On Aug 2, 2016, at 6:04 PM, Stephan Tolksdorf <firstname.lastname@example.org> wrote:
I noticed the IndexPath overhead when I investigated why a Swift 3
implementation of UICollectionViewLayout.layoutAttributesForElementsInRect
spent more time in malloc, free and related methods, but I don't have a
Is it important that IndexPath uses native Swift refcounting? It seems to
me that this type is mainly used in ObjC interop code. In native Swift code
I would always try to avoid using a dynamically sized, heap allocated array
as a data structure index. If NSIndexPath can't be bridged to a native
Swift type without introducing additional overhead, then maybe it shouldn't
be bridged at all?
I do think it is likely we could figure out some improvements here, but
I’d like to start with a concrete test (and something that is
representative of real world use cases). If it’s possible to extract
something out of what you’ve already done, that would be really helpful. We
can also file a bug on bugs.swift.org as a call for help designing a
better perf test suite (we need this for all of the types, frankly).
Once we know we’re measuring the right thing, there are all kinds of
interesting things we can do.
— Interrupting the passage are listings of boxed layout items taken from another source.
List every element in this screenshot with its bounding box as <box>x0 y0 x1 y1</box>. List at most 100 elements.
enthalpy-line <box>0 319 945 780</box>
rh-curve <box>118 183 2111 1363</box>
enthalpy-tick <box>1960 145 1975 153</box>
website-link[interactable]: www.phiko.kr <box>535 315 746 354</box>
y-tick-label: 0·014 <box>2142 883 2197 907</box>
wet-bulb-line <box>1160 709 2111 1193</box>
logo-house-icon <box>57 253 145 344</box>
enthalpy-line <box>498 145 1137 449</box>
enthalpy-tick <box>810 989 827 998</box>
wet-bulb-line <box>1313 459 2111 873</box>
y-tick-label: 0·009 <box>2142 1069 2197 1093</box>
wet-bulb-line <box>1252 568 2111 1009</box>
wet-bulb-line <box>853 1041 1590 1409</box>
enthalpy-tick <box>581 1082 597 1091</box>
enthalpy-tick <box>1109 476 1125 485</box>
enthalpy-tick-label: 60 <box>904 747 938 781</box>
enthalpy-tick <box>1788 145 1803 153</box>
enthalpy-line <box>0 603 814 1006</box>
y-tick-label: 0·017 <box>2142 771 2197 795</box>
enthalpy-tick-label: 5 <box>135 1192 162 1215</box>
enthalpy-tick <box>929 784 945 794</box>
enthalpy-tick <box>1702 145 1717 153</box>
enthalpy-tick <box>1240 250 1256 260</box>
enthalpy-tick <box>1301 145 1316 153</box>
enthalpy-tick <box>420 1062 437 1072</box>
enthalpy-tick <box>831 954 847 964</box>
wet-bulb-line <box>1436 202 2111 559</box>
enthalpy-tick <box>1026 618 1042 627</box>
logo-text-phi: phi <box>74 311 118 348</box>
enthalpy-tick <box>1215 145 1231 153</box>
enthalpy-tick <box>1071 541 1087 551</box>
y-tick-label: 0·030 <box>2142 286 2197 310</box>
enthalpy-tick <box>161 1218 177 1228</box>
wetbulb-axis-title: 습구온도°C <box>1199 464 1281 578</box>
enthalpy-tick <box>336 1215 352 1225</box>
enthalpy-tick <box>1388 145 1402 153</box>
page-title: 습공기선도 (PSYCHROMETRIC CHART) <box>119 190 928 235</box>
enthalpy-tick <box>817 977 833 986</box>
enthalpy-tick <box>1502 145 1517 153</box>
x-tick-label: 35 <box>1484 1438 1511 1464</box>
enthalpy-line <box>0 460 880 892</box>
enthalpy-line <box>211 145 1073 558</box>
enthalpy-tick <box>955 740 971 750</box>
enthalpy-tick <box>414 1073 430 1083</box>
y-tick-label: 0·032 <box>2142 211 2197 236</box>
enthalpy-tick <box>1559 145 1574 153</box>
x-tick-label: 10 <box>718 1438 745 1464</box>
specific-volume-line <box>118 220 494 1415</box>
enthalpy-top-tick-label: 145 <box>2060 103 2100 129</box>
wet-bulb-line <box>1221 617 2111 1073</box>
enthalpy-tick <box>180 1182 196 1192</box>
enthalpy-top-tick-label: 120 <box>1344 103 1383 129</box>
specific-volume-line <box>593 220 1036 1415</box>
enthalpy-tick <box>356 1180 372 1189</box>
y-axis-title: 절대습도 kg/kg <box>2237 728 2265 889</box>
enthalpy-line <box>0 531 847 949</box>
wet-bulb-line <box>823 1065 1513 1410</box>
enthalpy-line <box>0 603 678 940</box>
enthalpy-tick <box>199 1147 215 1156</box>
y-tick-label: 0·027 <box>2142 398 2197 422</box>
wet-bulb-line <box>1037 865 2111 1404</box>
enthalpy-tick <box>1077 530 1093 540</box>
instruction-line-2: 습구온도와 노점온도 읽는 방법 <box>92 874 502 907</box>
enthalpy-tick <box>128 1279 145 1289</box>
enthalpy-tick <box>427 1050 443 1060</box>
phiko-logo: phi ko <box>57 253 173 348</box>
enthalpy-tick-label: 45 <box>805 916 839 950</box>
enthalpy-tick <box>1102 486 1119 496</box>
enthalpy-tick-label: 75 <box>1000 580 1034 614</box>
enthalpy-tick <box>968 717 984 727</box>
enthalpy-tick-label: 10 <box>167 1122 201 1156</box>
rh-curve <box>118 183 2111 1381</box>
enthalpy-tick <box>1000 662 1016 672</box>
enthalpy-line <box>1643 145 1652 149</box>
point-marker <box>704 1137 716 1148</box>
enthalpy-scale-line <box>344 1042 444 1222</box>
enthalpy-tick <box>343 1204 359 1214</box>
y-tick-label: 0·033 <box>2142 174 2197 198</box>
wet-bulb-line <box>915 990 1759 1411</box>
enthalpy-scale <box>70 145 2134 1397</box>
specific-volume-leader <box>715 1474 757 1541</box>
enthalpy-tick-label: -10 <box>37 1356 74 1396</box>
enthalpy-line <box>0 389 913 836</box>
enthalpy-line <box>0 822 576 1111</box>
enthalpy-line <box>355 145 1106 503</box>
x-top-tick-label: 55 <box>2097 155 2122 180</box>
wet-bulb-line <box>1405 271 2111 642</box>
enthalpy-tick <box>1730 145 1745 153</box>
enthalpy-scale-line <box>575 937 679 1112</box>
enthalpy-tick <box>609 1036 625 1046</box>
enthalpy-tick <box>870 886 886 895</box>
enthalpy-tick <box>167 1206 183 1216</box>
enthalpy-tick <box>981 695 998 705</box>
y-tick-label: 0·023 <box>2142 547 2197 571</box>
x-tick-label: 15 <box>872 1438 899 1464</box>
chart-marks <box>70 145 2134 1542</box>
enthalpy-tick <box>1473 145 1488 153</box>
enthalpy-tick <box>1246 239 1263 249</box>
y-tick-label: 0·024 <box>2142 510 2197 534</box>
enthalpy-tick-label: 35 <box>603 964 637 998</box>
If (when?) we have ABI stability in Swift 4,
we may be able to also change the ObjC Foundation.framework to better
cooperate with the Swift side, as we’ll be able to tie the current overlay
code to a specific OS instead of having to run back several releases.
On 2 August 2016 at 11:09, Tony Parker <email@example.com> wrote:
Do you have some benchmarks that you could share? That would help us
focus performance work in the right area.
I know that 2-item IndexPaths are super common with UIKit collection view
and friends, so we may just want to special case those. Unfortunately,
NSIndexPath is not abstract, so subclassing it in the same way that we do
for a few of the other bridged types (to use native Swift refcounting) is
not easy. On the other hand, the ObjC implementation does use tagged
pointers, so some NSIndexPaths are really cheap to create.
> On Aug 1, 2016, at 11:44 PM, Stephan Tolksdorf via swift-corelibs-dev < >> firstname.lastname@example.org> wrote:
> IndexPath is currently implemented using an [Int] array that is bridged
to an NSIndexPath only on demand. Since IndexPath values are primarily used
together with Objective-C APIs, wouldn't it be better to implement
IndexPath directly as an NSIndexPath wrapper, in order to avoid the
overhead of temporary array instances?